- Banin, Idlib Location in Syria
- Coordinates: 35°42′42″N 36°38′27″E﻿ / ﻿35.711583°N 36.64075°E
- Country: Syria
- Governorate: Idlib
- District: Ariha District
- Subdistrict: Ariha Nahiyah

Population (2004)
- • Total: 743
- Time zone: UTC+2 (EET)
- • Summer (DST): UTC+3 (EEST)
- City Qrya Pcode: C4274

= Banin, Idlib =

Banin, Idlib (بنين) is a Syrian village located in Ariha Nahiyah in Ariha District, Idlib. According to the Syria Central Bureau of Statistics (CBS), Banin, Idlib had a population of 743 in the 2004 census.

== History ==
Banin has been heavily affected during the Syrian civil war, including by both repeated Syrian/Russian airstrikes and clashes between moderate rebel factions and jihadist extremists.

By late 2012, the Banin had been captured by Syrian rebel forces. On 12 December 2012, the Syrian Air Force bombed the village. On 27 December 2014, Syrian Air Force jet fighters conducted airstrikes over the village. On 12 November 2015, six weeks after the Russian air campaign in Syria began, Russian Air Force Mi-24 helicopters dropped white phosphorus munitions on the village during the night, a violation of the Protocol on Incendiary Weapons prohibiting the use of the incendiary weapons against civilian areas. At least one man was killed in the strike. On 16 November, a Russian airstrike destroyed a bakery in the village.

On 23 January 2017, moderate rebel group Suqour al-Sham captured Banin from the Salafi jihadist group al-Qaeda in Syria.

On 21 September 2017, a Russian Kalibr submarine-launched ballistic missile struck Banin.

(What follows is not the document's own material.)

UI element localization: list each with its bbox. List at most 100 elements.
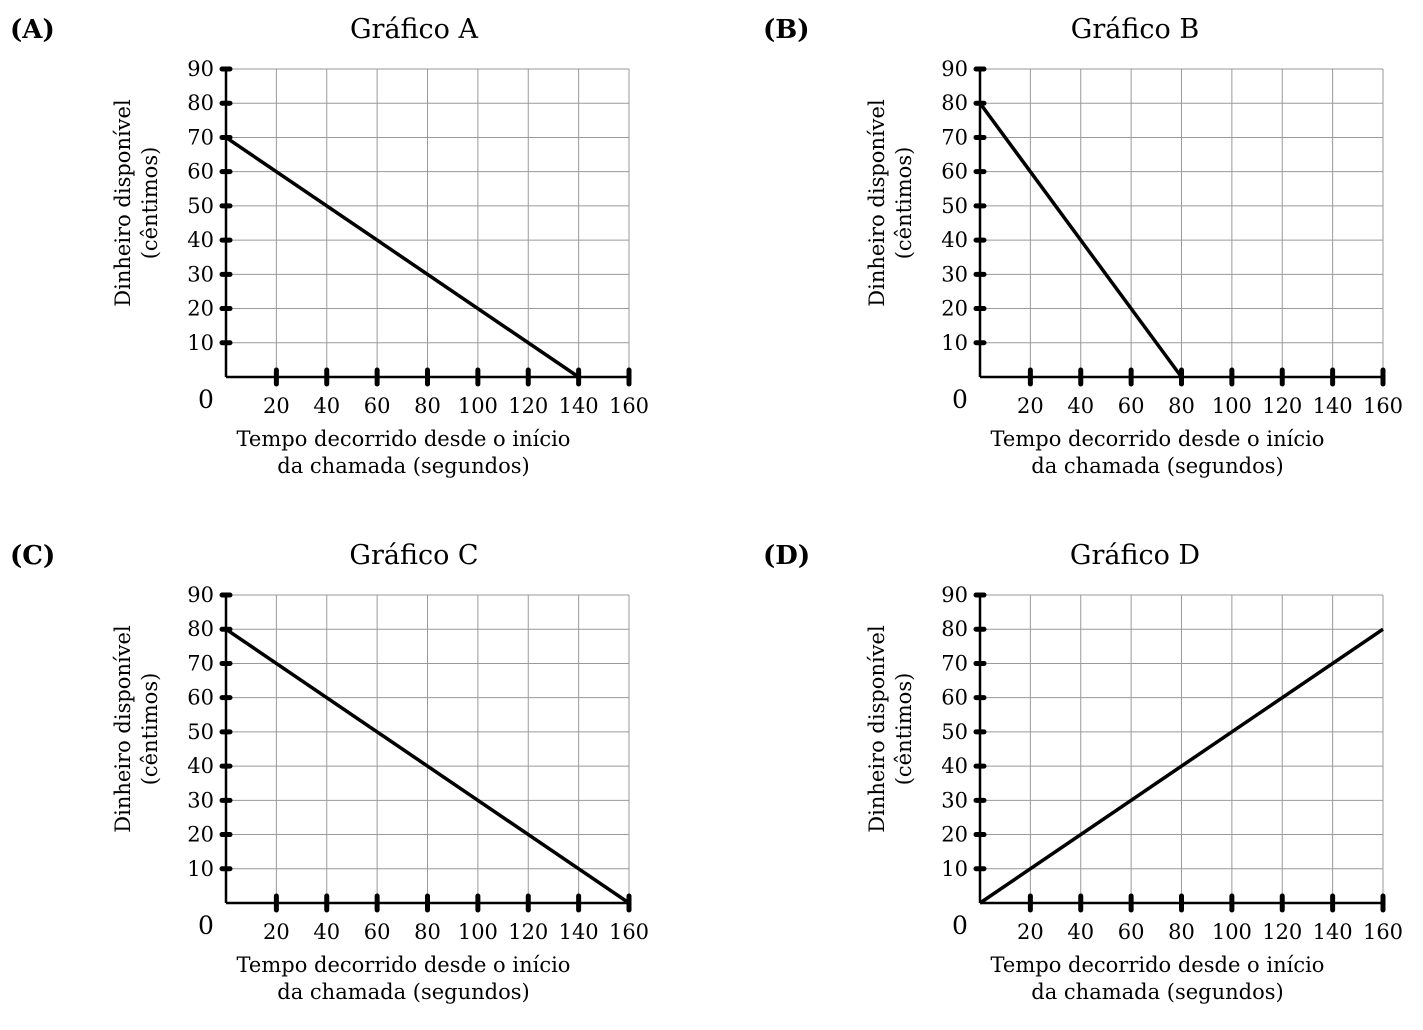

On 27 December, Syrian aircraft struck the outskirts of the village.

On 26 April 2019, an OTR-Tochka tactical ballistic missile carrying cluster munitions struck near a refugee camp near Banin, injuring several people. White Helmets inspected the remains of the missile. On 30 May, a government airstrike on the village killed one civilian and wounded another. On 1 June, a Su-24 bomber launched high-explosive missiles at the outskirts of the village in the midst of ongoing clashes 30 km away. On 19 June, government airstrikes destroyed a building in the village, killing eleven civilians and wounding six others. White Helmets workers searched the rubble for bodies and survivors.